Dans les faits, les deux définitions rigoureuses de la technologie —ensemble de procédures non spéculatives ou philosophie des techniques— sont proches de celles que l’on rencontre aux États-Unis. Dans ce pays, où l’on emploie handicraft pour signifier « technique manuelle », le mot technology recouvre deux sens: le premier renvoie à la définition philosophique, épistémologique qui vient d’être précisée, l’autre à la notion de système technique: « industrial arts collectively » 8, que l’on pourrait traduite par « ensemble de règles et de méthodes appliquées à l’industrie dans son ensemble » 9, incluant aussi l’ensemble des connaissances et des savoir-faire associés.
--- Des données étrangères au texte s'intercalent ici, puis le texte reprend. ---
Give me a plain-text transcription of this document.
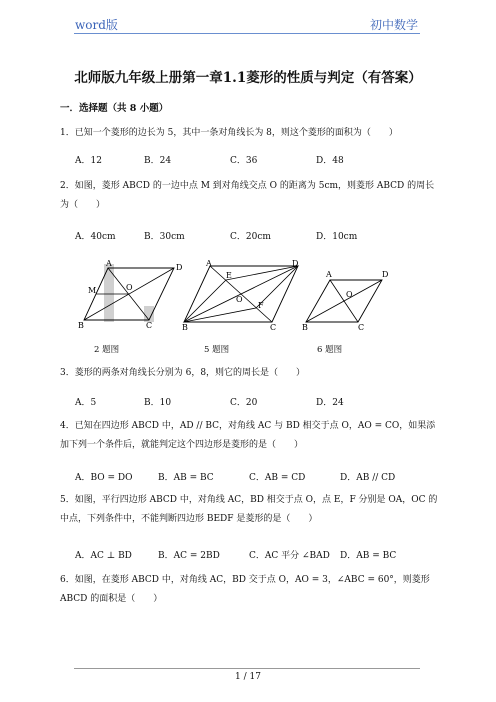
word版	初中数学
北师版九年级上册第一章1.1菱形的性质与判定（有答案）
一．选择题（共 8 小题）
1．已知一个菱形的边长为 5，其中一条对角线长为 8，则这个菱形的面积为（　　）
A．12	B．24	C．36	D．48
2．如图，菱形 ABCD 的一边中点 M 到对角线交点 O 的距离为 5cm，则菱形 ABCD 的周长为（　　）
A．40cm	B．30cm	C．20cm	D．10cm
A	D
M	O
B	C
A	D
E
O
F
B	C
A	D
O
B	C
2 题图	5 题图	6 题图
3．菱形的两条对角线长分别为 6，8，则它的周长是（　　）
A．5	B．10	C．20	D．24
4．已知在四边形 ABCD 中，AD // BC，对角线 AC 与 BD 相交于点 O，AO = CO，如果添加下列一个条件后，就能判定这个四边形是菱形的是（　　）
A．BO = DO	B．AB = BC	C．AB = CD	D．AB // CD
5．如图，平行四边形 ABCD 中，对角线 AC，BD 相交于点 O，点 E，F 分别是 OA，OC 的中点，下列条件中，不能判断四边形 BEDF 是菱形的是（　　）
A．AC ⊥ BD	B．AC = 2BD	C．AC 平分 ∠BAD D．AB = BC
6．如图，在菱形 ABCD 中，对角线 AC，BD 交于点 O，AO = 3，∠ABC = 60°，则菱形 ABCD 的面积是（　　）
1 / 17
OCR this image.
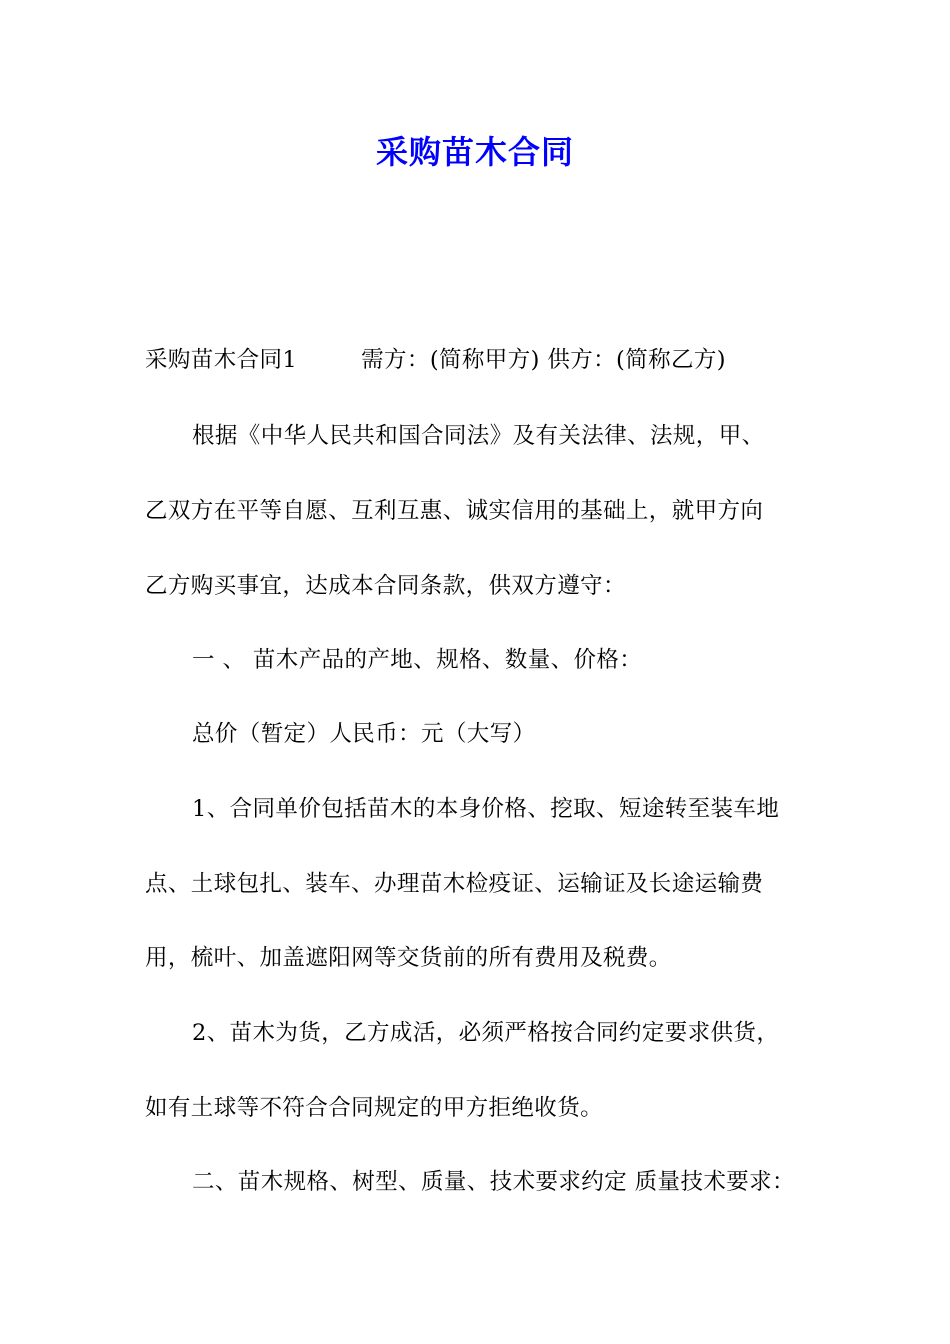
采购苗木合同
采购苗木合同1	需方：(简称甲方) 供方：(简称乙方)
根据《中华人民共和国合同法》及有关法律、法规，甲、
乙双方在平等自愿、互利互惠、诚实信用的基础上，就甲方向
乙方购买事宜，达成本合同条款，供双方遵守：
一 、 苗木产品的产地、规格、数量、价格：
总价（暂定）人民币：元（大写）
1、合同单价包括苗木的本身价格、挖取、短途转至装车地
点、土球包扎、装车、办理苗木检疫证、运输证及长途运输费
用，梳叶、加盖遮阳网等交货前的所有费用及税费。
2、苗木为货，乙方成活，必须严格按合同约定要求供货，
如有土球等不符合合同规定的甲方拒绝收货。
二、苗木规格、树型、质量、技术要求约定 质量技术要求：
On pourra remarquer que ce second sens est très proche de celui de notre mot « technique », surtout si l’on prend comme référence la définition de technology proposée par la National Academy of Sciences: « moyens codifiés de manipuler délibérement l’environnement pour réaliser un objectif matériel » 10.
Hélas, de telles définitions semblent inadaptées à l’usage courant en France: peut-on imaginer définir une réflexion sur l’internet comme une technologie appliquée aux « nouvelles technologies »? Il semble au demeurant que ces « nouvelles technologies de l’information et de la communication » et leur acronyme « (N)TIC » servent surtout à masquer une incapacité à proposer une réelle réflexion sur les techniques passées et contemporaines, un peu comme l’expression « société de l’information ». Mais, plutôt que se battre contre la francisation de telles expressions, on rappellera la façon dont elles se sont construites et deux effets de leur diffusion.